20 – The document thus concludes that ‘the current wording of Article 216 is therefore not entirely suited to the international context in which it and the subsequent amendments to the rules on preferential origin were adopted. It is therefore necessary to revise it and the Commission has begun to draw up proposals to that end’ [unofficial translation].


21– The Commission thus rightly refers to the judgement in Case C‑11/05 Friesland Coberco Dairy Foods [2006] ECRI-4285, which, following the Opinion of Advocate General Poiares Maduro (points 22 to 35), states at paragraph 33 that ‘the Committee’s conclusion is not binding on national customs authorities when they are determining an application for authorisation for processing under customs control’.


22– Case C-495/03 Intermodal Transports [2005] ECR I-8151, paragraph 48, thus observes that the explanatory notes ‘are an important aid to the interpretation of the scope of the various tariff headings but do not have legally binding force’. In the proposed modernised code, the explanatory notes and guidelines, while they do not have legally binding force, are intended gradually to replace the internal administrative instructions of the Member States (see M.Lux and P.-J.Larrieu, p. 569).

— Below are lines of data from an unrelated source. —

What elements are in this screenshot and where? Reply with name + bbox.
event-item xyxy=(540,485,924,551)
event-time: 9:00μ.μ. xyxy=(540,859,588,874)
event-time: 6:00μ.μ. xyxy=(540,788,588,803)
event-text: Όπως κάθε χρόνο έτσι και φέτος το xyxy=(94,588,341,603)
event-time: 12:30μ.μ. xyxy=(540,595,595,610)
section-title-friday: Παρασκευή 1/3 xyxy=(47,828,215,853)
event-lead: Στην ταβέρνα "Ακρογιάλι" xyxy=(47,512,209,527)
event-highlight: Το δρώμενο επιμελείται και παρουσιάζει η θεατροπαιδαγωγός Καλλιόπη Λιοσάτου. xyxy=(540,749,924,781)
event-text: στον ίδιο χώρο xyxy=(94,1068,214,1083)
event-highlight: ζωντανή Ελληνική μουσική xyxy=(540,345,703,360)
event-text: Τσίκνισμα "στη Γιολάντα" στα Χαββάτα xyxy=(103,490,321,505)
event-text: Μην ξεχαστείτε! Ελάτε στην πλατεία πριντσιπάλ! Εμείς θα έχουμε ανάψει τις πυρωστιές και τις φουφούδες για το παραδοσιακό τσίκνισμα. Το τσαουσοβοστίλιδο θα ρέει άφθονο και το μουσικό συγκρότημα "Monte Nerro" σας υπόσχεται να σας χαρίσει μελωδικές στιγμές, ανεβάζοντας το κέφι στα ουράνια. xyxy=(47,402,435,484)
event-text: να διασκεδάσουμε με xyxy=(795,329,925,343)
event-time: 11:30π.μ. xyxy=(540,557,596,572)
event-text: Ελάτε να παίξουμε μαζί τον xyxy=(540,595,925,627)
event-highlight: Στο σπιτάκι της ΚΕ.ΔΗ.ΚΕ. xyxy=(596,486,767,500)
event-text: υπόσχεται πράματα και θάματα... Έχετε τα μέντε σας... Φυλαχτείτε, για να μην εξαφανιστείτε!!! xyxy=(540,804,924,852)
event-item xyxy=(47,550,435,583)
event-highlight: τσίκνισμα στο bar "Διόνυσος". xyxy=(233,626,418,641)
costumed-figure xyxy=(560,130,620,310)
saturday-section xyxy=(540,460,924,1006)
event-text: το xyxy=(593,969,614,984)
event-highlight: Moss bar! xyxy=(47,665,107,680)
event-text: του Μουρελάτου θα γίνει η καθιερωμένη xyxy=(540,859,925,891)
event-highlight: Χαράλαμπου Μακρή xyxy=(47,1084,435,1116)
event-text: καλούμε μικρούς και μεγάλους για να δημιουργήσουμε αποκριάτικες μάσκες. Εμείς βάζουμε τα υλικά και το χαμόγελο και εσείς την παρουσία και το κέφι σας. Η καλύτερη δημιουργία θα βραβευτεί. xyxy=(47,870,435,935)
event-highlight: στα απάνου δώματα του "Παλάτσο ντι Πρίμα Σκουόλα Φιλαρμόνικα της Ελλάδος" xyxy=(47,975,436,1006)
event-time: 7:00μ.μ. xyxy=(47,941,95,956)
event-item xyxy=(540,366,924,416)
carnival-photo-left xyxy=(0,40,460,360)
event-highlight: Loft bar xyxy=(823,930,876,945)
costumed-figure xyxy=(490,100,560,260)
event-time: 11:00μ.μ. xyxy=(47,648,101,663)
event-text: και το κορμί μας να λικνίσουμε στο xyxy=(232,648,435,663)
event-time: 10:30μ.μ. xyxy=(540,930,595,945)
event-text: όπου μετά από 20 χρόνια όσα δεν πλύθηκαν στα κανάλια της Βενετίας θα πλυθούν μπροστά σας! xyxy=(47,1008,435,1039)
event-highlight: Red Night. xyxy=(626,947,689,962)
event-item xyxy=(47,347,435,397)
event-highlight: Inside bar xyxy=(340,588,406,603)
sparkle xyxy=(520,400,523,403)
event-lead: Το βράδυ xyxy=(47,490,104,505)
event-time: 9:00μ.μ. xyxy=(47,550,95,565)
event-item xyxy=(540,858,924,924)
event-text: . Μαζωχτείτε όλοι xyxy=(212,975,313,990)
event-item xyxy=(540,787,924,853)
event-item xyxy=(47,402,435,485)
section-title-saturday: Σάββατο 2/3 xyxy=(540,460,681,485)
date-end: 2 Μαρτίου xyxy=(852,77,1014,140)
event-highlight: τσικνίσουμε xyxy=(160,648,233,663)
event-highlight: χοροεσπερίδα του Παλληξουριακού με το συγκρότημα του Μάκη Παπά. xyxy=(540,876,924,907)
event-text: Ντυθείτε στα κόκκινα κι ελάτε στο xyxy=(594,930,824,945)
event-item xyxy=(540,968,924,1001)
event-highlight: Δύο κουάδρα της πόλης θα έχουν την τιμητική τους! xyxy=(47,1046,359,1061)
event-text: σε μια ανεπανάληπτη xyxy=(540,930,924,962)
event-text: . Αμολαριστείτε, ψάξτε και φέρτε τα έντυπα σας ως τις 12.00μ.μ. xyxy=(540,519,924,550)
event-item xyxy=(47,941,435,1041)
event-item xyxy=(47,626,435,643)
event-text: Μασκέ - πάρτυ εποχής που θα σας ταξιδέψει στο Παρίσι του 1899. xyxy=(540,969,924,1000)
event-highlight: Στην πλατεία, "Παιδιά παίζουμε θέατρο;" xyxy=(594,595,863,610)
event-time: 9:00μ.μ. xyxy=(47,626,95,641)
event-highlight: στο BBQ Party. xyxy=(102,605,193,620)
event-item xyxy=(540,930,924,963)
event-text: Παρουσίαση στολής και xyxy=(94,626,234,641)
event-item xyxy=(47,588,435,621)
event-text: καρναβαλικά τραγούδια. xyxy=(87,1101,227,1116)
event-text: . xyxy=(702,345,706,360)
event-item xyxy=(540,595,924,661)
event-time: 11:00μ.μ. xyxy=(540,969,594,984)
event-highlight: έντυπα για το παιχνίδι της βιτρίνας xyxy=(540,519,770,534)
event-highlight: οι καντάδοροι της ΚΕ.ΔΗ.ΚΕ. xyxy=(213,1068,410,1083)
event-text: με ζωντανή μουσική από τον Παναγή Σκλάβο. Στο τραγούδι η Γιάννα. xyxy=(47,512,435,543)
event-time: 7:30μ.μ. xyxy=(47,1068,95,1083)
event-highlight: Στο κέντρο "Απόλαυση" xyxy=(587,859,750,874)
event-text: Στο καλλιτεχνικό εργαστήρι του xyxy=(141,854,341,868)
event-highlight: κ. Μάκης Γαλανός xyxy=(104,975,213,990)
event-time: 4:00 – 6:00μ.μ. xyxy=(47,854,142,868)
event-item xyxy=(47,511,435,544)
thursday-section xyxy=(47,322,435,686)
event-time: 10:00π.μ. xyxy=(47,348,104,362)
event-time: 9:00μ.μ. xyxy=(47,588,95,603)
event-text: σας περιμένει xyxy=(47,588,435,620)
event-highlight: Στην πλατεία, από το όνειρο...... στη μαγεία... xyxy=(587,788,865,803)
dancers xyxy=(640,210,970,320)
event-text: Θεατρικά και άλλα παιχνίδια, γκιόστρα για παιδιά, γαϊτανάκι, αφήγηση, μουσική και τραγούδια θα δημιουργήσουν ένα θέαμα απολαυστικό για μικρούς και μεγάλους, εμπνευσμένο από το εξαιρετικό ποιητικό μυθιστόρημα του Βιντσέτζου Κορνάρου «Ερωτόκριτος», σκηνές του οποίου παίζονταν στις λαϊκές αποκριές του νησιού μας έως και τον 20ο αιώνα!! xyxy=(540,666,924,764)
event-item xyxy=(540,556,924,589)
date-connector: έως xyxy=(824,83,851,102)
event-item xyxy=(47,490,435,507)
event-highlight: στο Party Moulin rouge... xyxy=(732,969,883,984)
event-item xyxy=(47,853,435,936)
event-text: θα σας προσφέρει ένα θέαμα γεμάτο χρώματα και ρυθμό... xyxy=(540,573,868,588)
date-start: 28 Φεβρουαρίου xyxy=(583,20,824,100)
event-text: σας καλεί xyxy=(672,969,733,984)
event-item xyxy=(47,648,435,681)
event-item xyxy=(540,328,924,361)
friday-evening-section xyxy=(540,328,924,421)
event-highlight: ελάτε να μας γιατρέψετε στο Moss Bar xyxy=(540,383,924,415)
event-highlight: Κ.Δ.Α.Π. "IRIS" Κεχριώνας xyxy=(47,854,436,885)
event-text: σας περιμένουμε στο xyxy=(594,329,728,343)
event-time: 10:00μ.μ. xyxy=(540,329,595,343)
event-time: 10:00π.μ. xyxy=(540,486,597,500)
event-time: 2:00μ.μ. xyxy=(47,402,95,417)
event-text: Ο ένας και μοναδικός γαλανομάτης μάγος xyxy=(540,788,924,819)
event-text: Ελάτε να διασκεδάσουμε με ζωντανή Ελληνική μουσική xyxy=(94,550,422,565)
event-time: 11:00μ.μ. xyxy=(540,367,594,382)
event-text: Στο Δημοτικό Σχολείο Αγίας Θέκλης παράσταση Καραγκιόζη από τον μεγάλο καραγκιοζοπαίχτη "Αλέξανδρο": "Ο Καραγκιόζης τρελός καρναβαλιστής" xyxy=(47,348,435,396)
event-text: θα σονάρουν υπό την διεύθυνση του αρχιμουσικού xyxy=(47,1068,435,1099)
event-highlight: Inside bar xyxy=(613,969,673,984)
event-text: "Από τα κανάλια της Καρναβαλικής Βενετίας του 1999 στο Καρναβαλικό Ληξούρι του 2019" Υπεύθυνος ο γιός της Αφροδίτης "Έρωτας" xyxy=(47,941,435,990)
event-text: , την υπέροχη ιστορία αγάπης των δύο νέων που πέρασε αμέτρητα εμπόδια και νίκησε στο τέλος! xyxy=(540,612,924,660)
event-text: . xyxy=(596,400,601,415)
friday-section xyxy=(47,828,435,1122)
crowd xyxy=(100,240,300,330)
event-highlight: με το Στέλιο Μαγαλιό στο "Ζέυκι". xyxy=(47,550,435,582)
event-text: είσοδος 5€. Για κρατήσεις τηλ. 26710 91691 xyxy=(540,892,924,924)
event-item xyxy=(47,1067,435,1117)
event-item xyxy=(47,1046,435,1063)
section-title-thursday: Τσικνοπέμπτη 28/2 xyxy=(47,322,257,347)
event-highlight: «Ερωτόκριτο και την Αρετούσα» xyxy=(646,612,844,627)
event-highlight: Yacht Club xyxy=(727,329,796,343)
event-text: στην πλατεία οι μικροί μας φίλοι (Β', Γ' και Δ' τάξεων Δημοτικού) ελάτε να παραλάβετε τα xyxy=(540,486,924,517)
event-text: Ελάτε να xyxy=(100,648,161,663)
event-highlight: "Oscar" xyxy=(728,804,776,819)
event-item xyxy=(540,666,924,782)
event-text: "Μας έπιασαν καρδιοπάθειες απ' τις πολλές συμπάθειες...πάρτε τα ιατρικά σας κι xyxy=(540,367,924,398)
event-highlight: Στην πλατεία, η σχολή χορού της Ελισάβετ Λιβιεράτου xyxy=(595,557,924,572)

23 – The customs code committee is referred to in the seventh recital in the preamble to the CCC which states that ‘a Customs Code Committee should be set up in order to ensure close and effective cooperation between the Member States and the Commission’ and established by Article 247 et seq. of the CCC.


24– Agrover says that the price per tonne of wholly-milled rice ought in fact to be EUR 500 per tonne. Agrover explained that the purpose of this large reduction was to facilitate purchase by countries with a relatively weak economic capacity.


25 – See paragraph 52 of the judgment in Case C-48/98 Söhl & Söhlke [1999] ECRI‑7877 concerning proceedings between a textile undertaking and the Hauptzollamt Bremen concerning various tax notices relating to imports under the outward processing procedure and re-exports of non-Community goods brought into Community customs territory.


26– The Court stated, in the context of Regulation (EEC) No 1697/79 of the Council of 24 July 1979 on the post-clearance recovery of import duties or export duties which have not been required of the person liable for payment on goods entered for a customs procedure involving the obligation to pay such duties (OJ 1979 L197, p. 1), that ‘only errors attributable to acts of the competent authorities which could not reasonably have been detected by the person liable create entitlement to the waiver of post-clearance recovery of customs duties’ (Case C‑348/89 Mecanarte [1991] ECRI‑3277, paragraph 23). In the present case there was no conduct on the part of the customs authorities at the time of the imports, but simply a failure to react.